Ben venga, come una grande grazia che Dio fa alla Diocesi Nostra.
Ma sia ben chiaro fin d'ora che esso non sarà qualcosa di riservato ai Sacerdoti e alle anime più vicine alla pratica cristiana.
Sì, anche ad essi gioverà.
Gioverà ai Sacerdoti, i quali possono sempre migliorare nella dignità, nella precisione, nella interiorità con cui celebrano i Santi Riti.
E lo faranno senz'altro.
Gioverà alle anime più vicine al Tabernacolo, perchè nella miglior conoscenza dei doni di Dio accrescano fervore, intimità e merito alla loro conversazione con Dio.
Ma il Congresso Liturgico deve interessare e giovare a tutti coloro che sono cristiani. Tutti devono avere tanta nobiltà di spirito da comprendere come una vita cristiana così, senza profondità di convinzione, senza fervore, senza gusto, senza brama del meglio, sia indegna di quel Dio che non solo ha creato l'uomo, ma lo ha amato fino a sacrificare per lui il Figlio Suo Unigenito, l'ha redento versando un prezzo grande grande, il Sangue stesso del Figlio suo, e l'ha destinato a godere per l'eternità le divine armonie della Corte celeste.
Qui chiudo la conversazione con Voi, Fedeli, augurandovi buone Feste Pasquali in grazia e in letizia e pregustando la soddisfazione di vedervi, Parrocchia per Parrocchia, nelle serate delle Settimane Liturgiche, e tutti insieme, a Fermo, alla celebrazione conclusiva, che sarà, quasi certamente, la settimana dal 26 Agosto al 2 Settembre.
Una parola ancora aggiungo per i Vostri Sacerdoti, ai quali voglio raccomandare che siano a Voi maestri di orazione. Tanto più facilmente e lietamente vi saranno maestri, quanto più Voi sarete loro discepoli diligenti e volonterosi.
Vi benedico di gran cuore.
+ NORBERTO ARCIV.

*Sua Ecc. Mons.

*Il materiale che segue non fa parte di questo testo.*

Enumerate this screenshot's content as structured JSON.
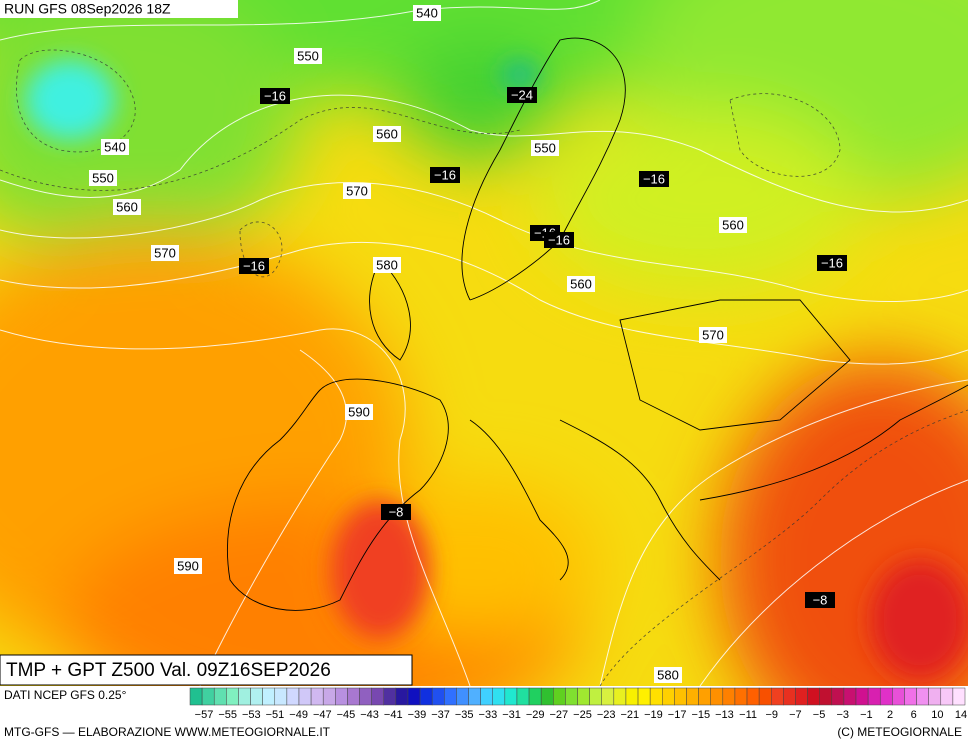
{
  "header": {
    "run": "RUN GFS 08Sep2026 18Z"
  },
  "map": {
    "contour_labels": [
      "540",
      "550",
      "540",
      "550",
      "560",
      "550",
      "570",
      "560",
      "570",
      "580",
      "560",
      "560",
      "570",
      "590",
      "590",
      "580"
    ],
    "temp_labels": [
      "−16",
      "−24",
      "−16",
      "−16",
      "−16",
      "−16",
      "−16",
      "−16",
      "−8",
      "−8"
    ]
  },
  "title": "TMP + GPT Z500 Val. 09Z16SEP2026",
  "legend": {
    "source": "DATI NCEP GFS 0.25°",
    "labels": [
      "−57",
      "−55",
      "−53",
      "−51",
      "−49",
      "−47",
      "−45",
      "−43",
      "−41",
      "−39",
      "−37",
      "−35",
      "−33",
      "−31",
      "−29",
      "−27",
      "−25",
      "−23",
      "−21",
      "−19",
      "−17",
      "−15",
      "−13",
      "−11",
      "−9",
      "−7",
      "−5",
      "−3",
      "−1",
      "2",
      "6",
      "10",
      "14"
    ],
    "colors": [
      "#20c090",
      "#40d0a0",
      "#60e0b0",
      "#80f0c0",
      "#a0f0e0",
      "#b0f0f0",
      "#c0f0ff",
      "#c8e8ff",
      "#d0d8ff",
      "#d0c8f8",
      "#d0b8f0",
      "#c8a8e8",
      "#b890e0",
      "#a878d0",
      "#9060c0",
      "#7848b0",
      "#5030a0",
      "#2818a0",
      "#1010c0",
      "#1030e0",
      "#2050f0",
      "#3070ff",
      "#4090ff",
      "#50b0ff",
      "#40d0ff",
      "#30e0f0",
      "#20e8d0",
      "#20e0a0",
      "#20d060",
      "#30c030",
      "#60d020",
      "#80e030",
      "#a0e830",
      "#c0f040",
      "#d8f040",
      "#e8f020",
      "#f8f000",
      "#fff000",
      "#ffe000",
      "#ffd000",
      "#ffc000",
      "#ffb000",
      "#ffa000",
      "#ff9000",
      "#ff8000",
      "#ff7000",
      "#ff6000",
      "#f85000",
      "#f04020",
      "#e83020",
      "#e02020",
      "#d01020",
      "#c01030",
      "#c01050",
      "#c81070",
      "#d01090",
      "#d820b0",
      "#e030c8",
      "#e850d8",
      "#f070e8",
      "#f090f0",
      "#f0b0f0",
      "#f8c8f8",
      "#ffe0ff"
    ]
  },
  "footer": {
    "left": "MTG-GFS — ELABORAZIONE WWW.METEOGIORNALE.IT",
    "right": "(C) METEOGIORNALE"
  }
}
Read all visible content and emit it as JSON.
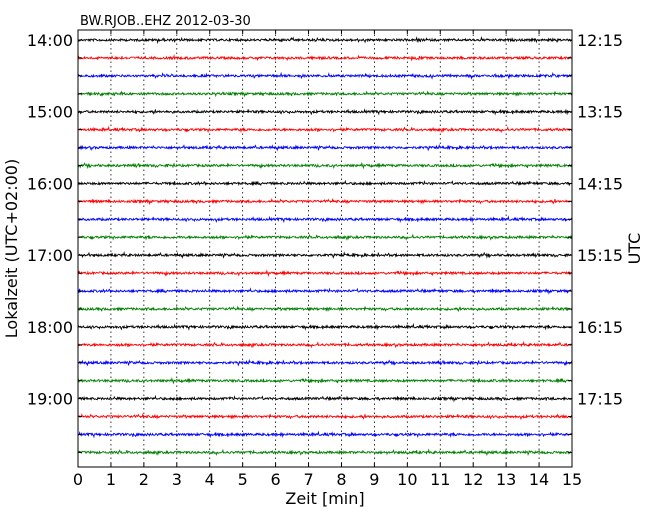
{
  "chart_data": {
    "type": "line",
    "title": "BW.RJOB..EHZ 2012-03-30",
    "xlabel": "Zeit  [min]",
    "ylabel_left": "Lokalzeit (UTC+02:00)",
    "ylabel_right": "UTC",
    "xlim": [
      0,
      15
    ],
    "x_ticks": [
      0,
      1,
      2,
      3,
      4,
      5,
      6,
      7,
      8,
      9,
      10,
      11,
      12,
      13,
      14,
      15
    ],
    "grid": "vertical dotted at each minute",
    "trace_interval_min": 15,
    "local_ticks": [
      {
        "trace_index": 0,
        "label": "14:00"
      },
      {
        "trace_index": 4,
        "label": "15:00"
      },
      {
        "trace_index": 8,
        "label": "16:00"
      },
      {
        "trace_index": 12,
        "label": "17:00"
      },
      {
        "trace_index": 16,
        "label": "18:00"
      },
      {
        "trace_index": 20,
        "label": "19:00"
      }
    ],
    "utc_ticks": [
      {
        "trace_index": 0,
        "label": "12:15"
      },
      {
        "trace_index": 4,
        "label": "13:15"
      },
      {
        "trace_index": 8,
        "label": "14:15"
      },
      {
        "trace_index": 12,
        "label": "15:15"
      },
      {
        "trace_index": 16,
        "label": "16:15"
      },
      {
        "trace_index": 20,
        "label": "17:15"
      }
    ],
    "trace_colors": [
      "#000000",
      "#ff0000",
      "#0000ff",
      "#008000"
    ],
    "trace_count": 24,
    "trace_starts_local": [
      "14:00",
      "14:15",
      "14:30",
      "14:45",
      "15:00",
      "15:15",
      "15:30",
      "15:45",
      "16:00",
      "16:15",
      "16:30",
      "16:45",
      "17:00",
      "17:15",
      "17:30",
      "17:45",
      "18:00",
      "18:15",
      "18:30",
      "18:45",
      "19:00",
      "19:15",
      "19:30",
      "19:45"
    ]
  }
}
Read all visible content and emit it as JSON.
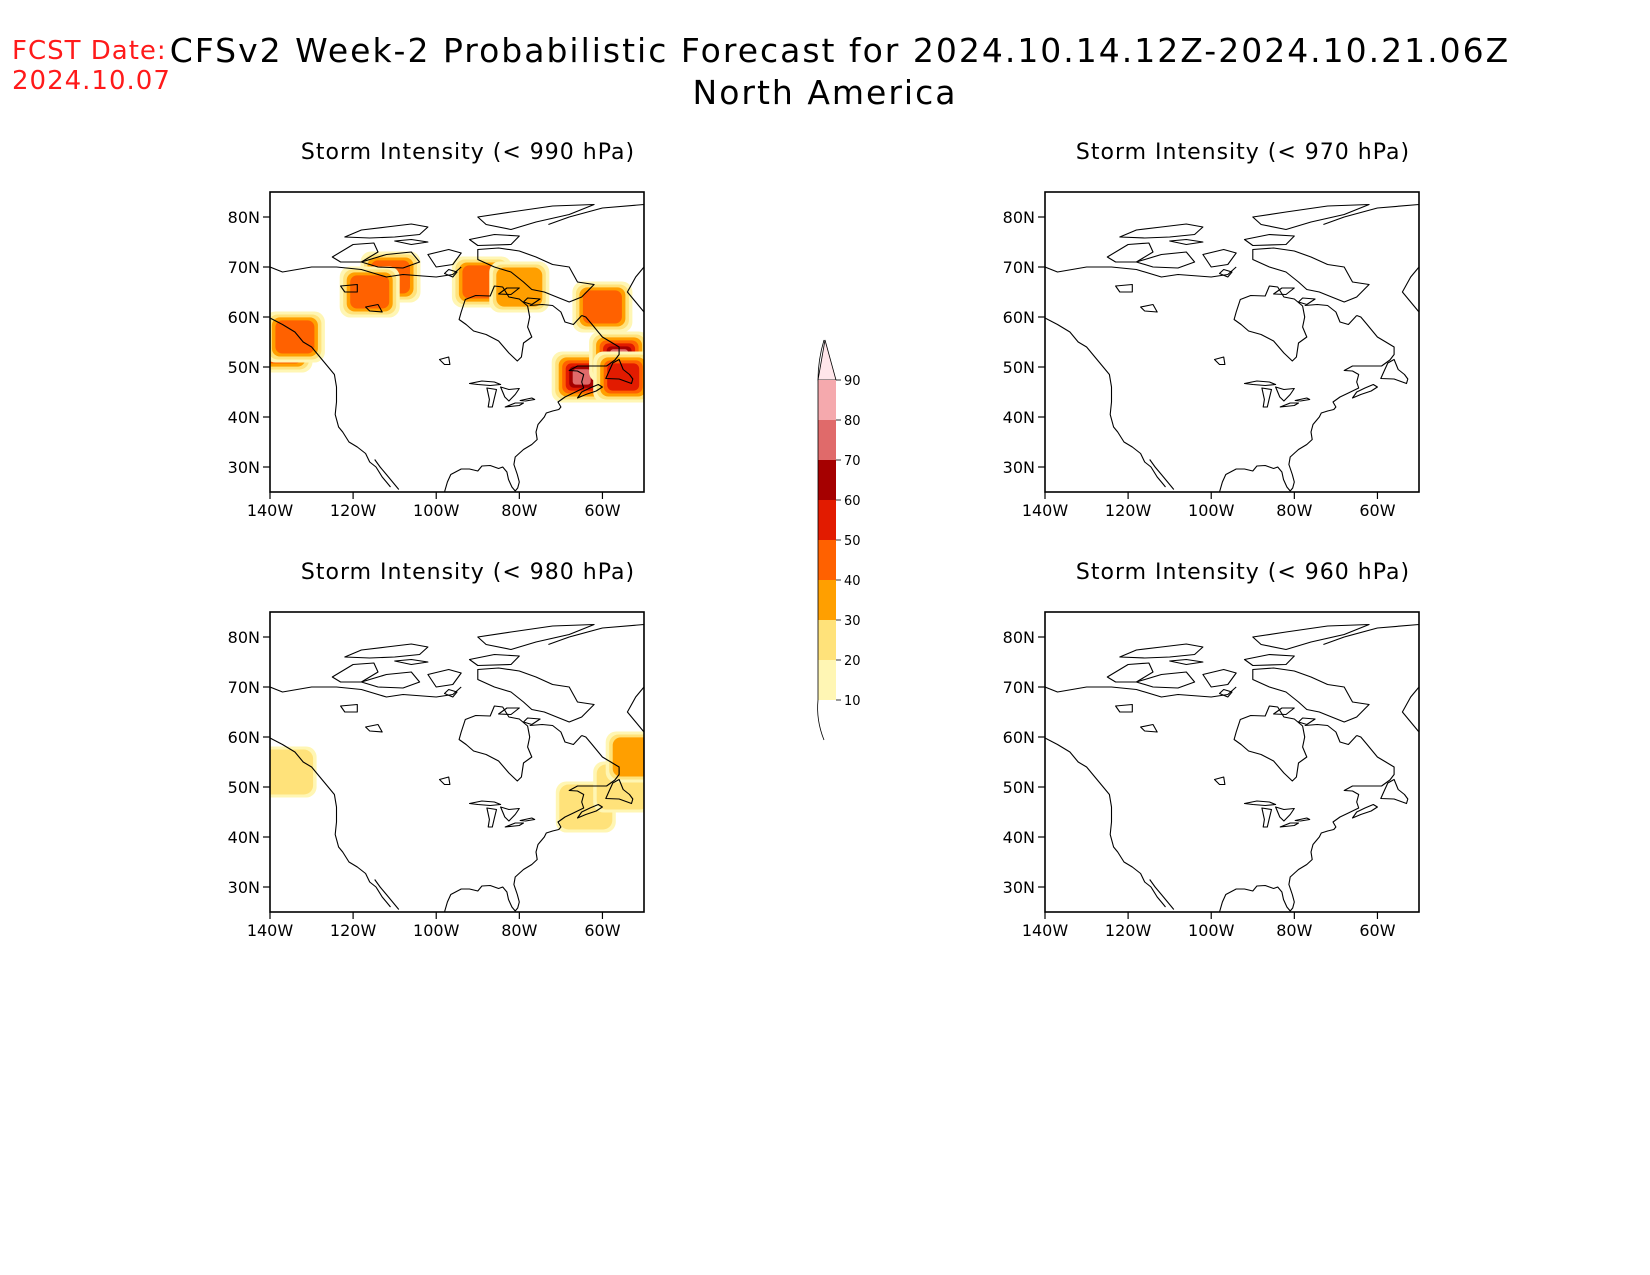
{
  "header": {
    "fcst_label": "FCST Date:",
    "fcst_date": "2024.10.07",
    "title_line1": "CFSv2 Week-2 Probabilistic Forecast for 2024.10.14.12Z-2024.10.21.06Z",
    "title_line2": "North America"
  },
  "axes": {
    "lat_ticks": [
      "80N",
      "70N",
      "60N",
      "50N",
      "40N",
      "30N"
    ],
    "lon_ticks": [
      "140W",
      "120W",
      "100W",
      "80W",
      "60W"
    ]
  },
  "panels": [
    {
      "id": "p990",
      "title": "Storm Intensity (< 990 hPa)",
      "areas": [
        {
          "lon": -137,
          "lat": 54,
          "p": 55
        },
        {
          "lon": -134,
          "lat": 56,
          "p": 40
        },
        {
          "lon": -111,
          "lat": 68,
          "p": 45
        },
        {
          "lon": -116,
          "lat": 65,
          "p": 45
        },
        {
          "lon": -89,
          "lat": 67,
          "p": 40
        },
        {
          "lon": -80,
          "lat": 66,
          "p": 35
        },
        {
          "lon": -60,
          "lat": 62,
          "p": 45
        },
        {
          "lon": -65,
          "lat": 48,
          "p": 75
        },
        {
          "lon": -56,
          "lat": 52,
          "p": 75
        },
        {
          "lon": -55,
          "lat": 48,
          "p": 55
        }
      ]
    },
    {
      "id": "p970",
      "title": "Storm Intensity (< 970 hPa)",
      "areas": []
    },
    {
      "id": "p980",
      "title": "Storm Intensity (< 980 hPa)",
      "areas": [
        {
          "lon": -136,
          "lat": 53,
          "p": 20
        },
        {
          "lon": -64,
          "lat": 46,
          "p": 20
        },
        {
          "lon": -55,
          "lat": 50,
          "p": 20
        },
        {
          "lon": -52,
          "lat": 56,
          "p": 30
        }
      ]
    },
    {
      "id": "p960",
      "title": "Storm Intensity (< 960 hPa)",
      "areas": []
    }
  ],
  "legend": {
    "labels": [
      "10",
      "20",
      "30",
      "40",
      "50",
      "60",
      "70",
      "80",
      "90"
    ],
    "colors": [
      "#fff6b4",
      "#ffe27a",
      "#ff9f00",
      "#ff6100",
      "#e21b00",
      "#a50000",
      "#e06a6a",
      "#f5a9ad",
      "#ffe6ea"
    ]
  }
}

Norberto Perini è nato a Carpiano, in provincia ed arcidiocesi di Milano, il 6 giugno 1888; è fratello del senatore Carlo Perini.

Il 7 luglio 1912 è ordinato presbitero.

Il 22 ottobre 1941 papa Pio XII lo nomina arcivescovo metropolita di Fermo; succede ad Ercole Attuoni, deceduto il 31 maggio precedente.

Dal 1952 aiuta le opere intraprese da don Ernesto Ricci e dalla beata Madre Speranza di Gesù, come la creazione degli Artigianelli del Sacro Cuore. 
Ricopre l'incarico di presidente della Commissione Episcopale Italiana per la scuola.

Il 21 giugno 1976 papa Paolo VI accoglie la sua rinuncia, presentata per raggiunti limiti di età e problemi di salute; gli succede l'Arcivescovo coadiutore Mons.Cleto Bellucci. 

Il 9 dicembre 1977 muore a Rho (MI) nella casa "Carlo Perini".

Il 13 dicembre 1977 è sepolto a Fermo nella Cripta della Cappella del Seminario Arcivescovile, traslato poi nella Cripta della Basilica Metropolitana Fermana.